Logicality and Relationship between Updates and Comments on Facebook



By


Obododimma Oha

By logicality, I simply mean the relatedness or link in a text. I want to discuss how and why comments should be linked to updates on Facebook. I have a visible presence on Facebook and do interact with friends there regularly, learning a lot in the process.

I asked for permission to use particular updates and comments. But since there are widespread discomforts, I have dropped the idea of an empirical analysis, settling for just a theoretical discussion for now. The features could easily be picked.

But what many people seem to running away from is the mention of the illogicality of their comments and updates or the tricks that they have played. This article amounts to a negative comment that they want to avoid.

Let us first consider the various ways through which this logicality is created. 

(1) Repetition of some expressions or words used in the update.

(2) Dwelling on the same issue or content.

(3) Related weblinks

One does not need to over-stress it. The logicality helps readers. We need to know what the comments are responding to. This reminds one about the IRF model of conversation provided by Sinclair and Coulthard. Spelt out, IRF means Initiation, Response, and Follow-up.

In this regard, the conversation could be between updaters and readers, or between reader and reader.

We are helping readers to make appropriate connections between updates and comments. But there is a presupposition here: that the writer of the comment has read the update it points to before and has understood it.

If the writer of the comment has not first read the update, we should expect a weak connection or a pronounced lack of connection. What writers of comments do to escape the demand of logicality include:

(1) Greeting the updater

(2) Diverting the discussion to something else

(3) Writing generally about the update or updater.

Let us now examine the specific means of creating logicality in the discourse.

In the repetition of some expressions or words used in the update, we have a linguistic linkage. The idea is that meaning is held together by reminding the reader about linkages and that one of such important linkages is in the words or expression used.

It is like the commenter is pointing at language, at medium.
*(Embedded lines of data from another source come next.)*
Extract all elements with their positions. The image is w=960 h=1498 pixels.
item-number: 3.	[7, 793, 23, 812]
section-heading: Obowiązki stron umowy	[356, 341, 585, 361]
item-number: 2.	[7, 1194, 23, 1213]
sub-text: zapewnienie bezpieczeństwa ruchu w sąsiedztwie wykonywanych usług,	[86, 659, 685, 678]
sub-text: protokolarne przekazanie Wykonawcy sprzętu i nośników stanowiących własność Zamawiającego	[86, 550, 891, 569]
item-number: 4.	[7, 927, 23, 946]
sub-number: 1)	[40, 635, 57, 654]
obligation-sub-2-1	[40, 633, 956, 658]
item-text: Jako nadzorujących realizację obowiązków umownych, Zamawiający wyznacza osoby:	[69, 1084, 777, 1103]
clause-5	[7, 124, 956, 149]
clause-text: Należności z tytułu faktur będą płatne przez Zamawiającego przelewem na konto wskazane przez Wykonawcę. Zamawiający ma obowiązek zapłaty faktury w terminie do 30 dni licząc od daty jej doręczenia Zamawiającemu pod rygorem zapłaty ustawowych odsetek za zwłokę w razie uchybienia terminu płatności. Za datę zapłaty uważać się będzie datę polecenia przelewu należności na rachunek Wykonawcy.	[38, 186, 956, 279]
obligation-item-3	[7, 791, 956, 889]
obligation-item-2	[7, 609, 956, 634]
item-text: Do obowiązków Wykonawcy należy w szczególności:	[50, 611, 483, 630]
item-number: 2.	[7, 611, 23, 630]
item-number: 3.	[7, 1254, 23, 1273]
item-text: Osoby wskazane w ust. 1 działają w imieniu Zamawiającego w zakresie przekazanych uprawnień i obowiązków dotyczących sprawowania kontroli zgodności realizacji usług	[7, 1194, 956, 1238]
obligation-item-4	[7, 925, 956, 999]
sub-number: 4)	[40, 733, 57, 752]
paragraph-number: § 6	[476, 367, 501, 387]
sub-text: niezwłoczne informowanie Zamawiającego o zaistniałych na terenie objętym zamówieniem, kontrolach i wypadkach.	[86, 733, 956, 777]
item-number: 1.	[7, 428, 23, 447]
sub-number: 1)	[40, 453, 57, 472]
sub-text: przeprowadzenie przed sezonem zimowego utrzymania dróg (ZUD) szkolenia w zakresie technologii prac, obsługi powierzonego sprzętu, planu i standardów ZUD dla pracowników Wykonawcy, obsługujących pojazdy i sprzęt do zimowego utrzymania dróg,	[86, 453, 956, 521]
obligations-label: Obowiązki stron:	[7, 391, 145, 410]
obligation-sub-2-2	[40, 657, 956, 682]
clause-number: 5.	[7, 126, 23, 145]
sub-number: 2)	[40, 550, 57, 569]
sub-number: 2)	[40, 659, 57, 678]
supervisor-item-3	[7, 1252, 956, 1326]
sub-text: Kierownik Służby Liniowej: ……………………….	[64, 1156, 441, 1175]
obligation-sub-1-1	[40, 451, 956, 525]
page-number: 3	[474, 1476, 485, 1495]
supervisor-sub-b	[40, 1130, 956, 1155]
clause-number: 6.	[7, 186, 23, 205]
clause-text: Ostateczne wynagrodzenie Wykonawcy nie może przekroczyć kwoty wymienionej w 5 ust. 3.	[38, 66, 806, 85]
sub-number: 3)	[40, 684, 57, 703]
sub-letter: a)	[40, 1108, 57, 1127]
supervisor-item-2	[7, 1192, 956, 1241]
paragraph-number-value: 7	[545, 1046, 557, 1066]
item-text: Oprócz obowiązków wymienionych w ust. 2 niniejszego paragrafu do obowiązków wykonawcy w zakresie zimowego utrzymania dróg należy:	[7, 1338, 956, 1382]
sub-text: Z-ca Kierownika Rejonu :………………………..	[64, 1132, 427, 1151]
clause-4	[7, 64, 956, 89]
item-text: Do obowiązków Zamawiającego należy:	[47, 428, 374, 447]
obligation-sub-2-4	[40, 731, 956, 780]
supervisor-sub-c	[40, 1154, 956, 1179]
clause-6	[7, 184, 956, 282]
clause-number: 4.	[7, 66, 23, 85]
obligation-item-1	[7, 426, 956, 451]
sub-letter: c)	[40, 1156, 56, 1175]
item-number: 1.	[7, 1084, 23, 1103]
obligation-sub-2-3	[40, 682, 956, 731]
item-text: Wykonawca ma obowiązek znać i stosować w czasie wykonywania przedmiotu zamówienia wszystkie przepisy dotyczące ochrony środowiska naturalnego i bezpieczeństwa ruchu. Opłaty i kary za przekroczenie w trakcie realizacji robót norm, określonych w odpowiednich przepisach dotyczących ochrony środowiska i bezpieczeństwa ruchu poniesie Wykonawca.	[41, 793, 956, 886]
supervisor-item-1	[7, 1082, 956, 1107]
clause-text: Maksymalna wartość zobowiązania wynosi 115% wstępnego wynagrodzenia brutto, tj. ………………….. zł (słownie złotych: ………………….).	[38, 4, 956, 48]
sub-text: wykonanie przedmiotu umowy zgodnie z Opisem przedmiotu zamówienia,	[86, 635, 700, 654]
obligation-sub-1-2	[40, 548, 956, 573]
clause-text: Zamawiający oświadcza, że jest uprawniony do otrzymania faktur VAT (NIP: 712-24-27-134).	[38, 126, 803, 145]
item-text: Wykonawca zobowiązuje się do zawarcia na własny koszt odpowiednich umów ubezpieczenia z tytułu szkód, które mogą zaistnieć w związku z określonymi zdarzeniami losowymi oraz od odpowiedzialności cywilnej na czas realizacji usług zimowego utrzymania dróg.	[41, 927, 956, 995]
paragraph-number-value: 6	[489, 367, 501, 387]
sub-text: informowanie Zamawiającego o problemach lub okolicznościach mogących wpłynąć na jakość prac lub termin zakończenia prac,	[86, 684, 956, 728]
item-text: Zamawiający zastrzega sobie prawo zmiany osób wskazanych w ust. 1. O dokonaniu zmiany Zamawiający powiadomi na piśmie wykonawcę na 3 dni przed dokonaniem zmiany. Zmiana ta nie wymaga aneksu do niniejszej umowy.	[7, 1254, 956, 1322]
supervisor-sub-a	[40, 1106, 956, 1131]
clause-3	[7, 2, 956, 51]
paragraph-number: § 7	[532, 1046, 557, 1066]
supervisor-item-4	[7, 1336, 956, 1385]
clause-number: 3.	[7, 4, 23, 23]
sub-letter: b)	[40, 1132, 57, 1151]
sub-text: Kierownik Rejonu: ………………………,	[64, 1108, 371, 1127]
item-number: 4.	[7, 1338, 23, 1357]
Some updates or comments may be poetic, calling special attention to language.

It very important to point out that the language of updates and comments on Facebook is changing. It is no longer language as we know it. Visuals and audio are now incorporated. So, logicality may even be treated as a thing of sound and vision.

What is particularly expected is that the comment should dwell on the same issue as the update. But sometimes this is not the case. Commenters may sometimes not be able to make the necessary logical connections to show that they are reasoning well. Things that may work against them include:

(1) Excitement with the update

(2) Previous knowledge of the updater

(3) Poor skill of the handling of logic in discourse

(4) Distractions from other updates

Naturally, readers of postings on Facebook should take logicality as a serious demand. Facebook is not just a place to show a smiling face or nice clothes. It is much more. And logic in the discourse guides judgement.

Some updates may deliberately be slippery and make logicality difficult for commenters. If commenters are not careful, they won't notice an avoidance of reference and the trap laid. If commenters choose to become specific, that is their own headache.

Weblinks connect discourses and discourses. So, the weblinks that are used in updates and comments create greater global logicality. They extend cohesion of the update or comment.

Weblinking points to the necessity of making the web text properly linked up, internally and externally. Weblinking is web logicality.